プロテイン
39歳男性。初めての人間ドック。これまで職場の健診で特に異常を指摘されたことはないといい、診察をするために上着を脱いでもらったら、とても均整のとれた発達した筋肉が日焼けで赤銅色に光っていました。
そんな彼の唯一の異常値が腎機能でした。クレアチニン値1.19(eGFR 56.04)・・・基準上限ギリギリのクレアチニン値ですから当然CKD(慢性腎臓病)の基準でひっかけられる値になります。正常範囲のはなしなのでそう大した問題ではないのですが、彼の体つきとアスリート的な生活習慣を考えたときにとても心配なのは食習慣。きっとこの筋肉を維持するために意図的にタンパク質をたくさんとっているはず。もしかしたらプロテインなども使っているかもしれない。

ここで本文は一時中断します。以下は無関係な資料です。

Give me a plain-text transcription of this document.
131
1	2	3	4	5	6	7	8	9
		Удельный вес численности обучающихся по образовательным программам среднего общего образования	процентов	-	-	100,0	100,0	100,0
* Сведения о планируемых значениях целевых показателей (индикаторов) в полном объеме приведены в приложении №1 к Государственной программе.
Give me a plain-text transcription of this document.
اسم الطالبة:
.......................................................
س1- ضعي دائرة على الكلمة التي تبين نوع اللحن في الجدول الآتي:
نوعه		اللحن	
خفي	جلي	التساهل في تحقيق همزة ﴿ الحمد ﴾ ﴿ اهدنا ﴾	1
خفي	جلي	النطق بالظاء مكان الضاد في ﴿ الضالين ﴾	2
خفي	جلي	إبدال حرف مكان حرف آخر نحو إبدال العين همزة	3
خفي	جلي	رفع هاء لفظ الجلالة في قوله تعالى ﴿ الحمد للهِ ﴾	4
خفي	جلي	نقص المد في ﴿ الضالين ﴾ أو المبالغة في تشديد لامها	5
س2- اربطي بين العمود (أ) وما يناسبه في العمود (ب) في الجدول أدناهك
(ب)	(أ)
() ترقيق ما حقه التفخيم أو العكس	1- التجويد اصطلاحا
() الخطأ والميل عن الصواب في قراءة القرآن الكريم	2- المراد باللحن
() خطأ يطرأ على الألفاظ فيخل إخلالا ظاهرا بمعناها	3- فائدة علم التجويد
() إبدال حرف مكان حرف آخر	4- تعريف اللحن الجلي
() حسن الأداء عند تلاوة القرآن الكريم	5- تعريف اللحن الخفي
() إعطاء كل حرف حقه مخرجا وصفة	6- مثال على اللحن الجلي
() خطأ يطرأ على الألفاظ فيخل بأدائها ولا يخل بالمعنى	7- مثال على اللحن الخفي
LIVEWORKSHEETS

先日もあるダイエット番組で、医者もアスリートもトレーナーも口を揃えて強調していたのは、「とにかくタンパク質!」・・・炭水化物や脂肪は要らないから、食べたくなったらタンパク質、食べたくなくてもタンパク質、朝昼晩、肉を食べるのが理想・・・その激しい口調を信じられない面持ちで眺めていたわたしです。いや、ダイエット云々、低炭水化物云々はいろいろ意見があるからどうでもいいですし、タンパク質中心の食事にするのはアンチエイジングや美容のために今や常識だと分かっています。ですが、タンパク質が直接腎臓に多大の負荷をかける以上、そんな極端な食事を容認できるのは腎機能が健全であることが大前提です。症状があるわけでもない若い方々、とりわけアスリート系や筋肉鍛えるの命!のヒトたちは、自分の腎臓が健全ではないなんて夢にも思ってもいないでしょう。ボディビルダーの方の食習慣の話題で、以前ここでも触れましたが、「タンパク質至上主義はまず健康腎臓ありき!」であることを、世の体育会系指導者の方々はしっかりと認識していただきたいと思います。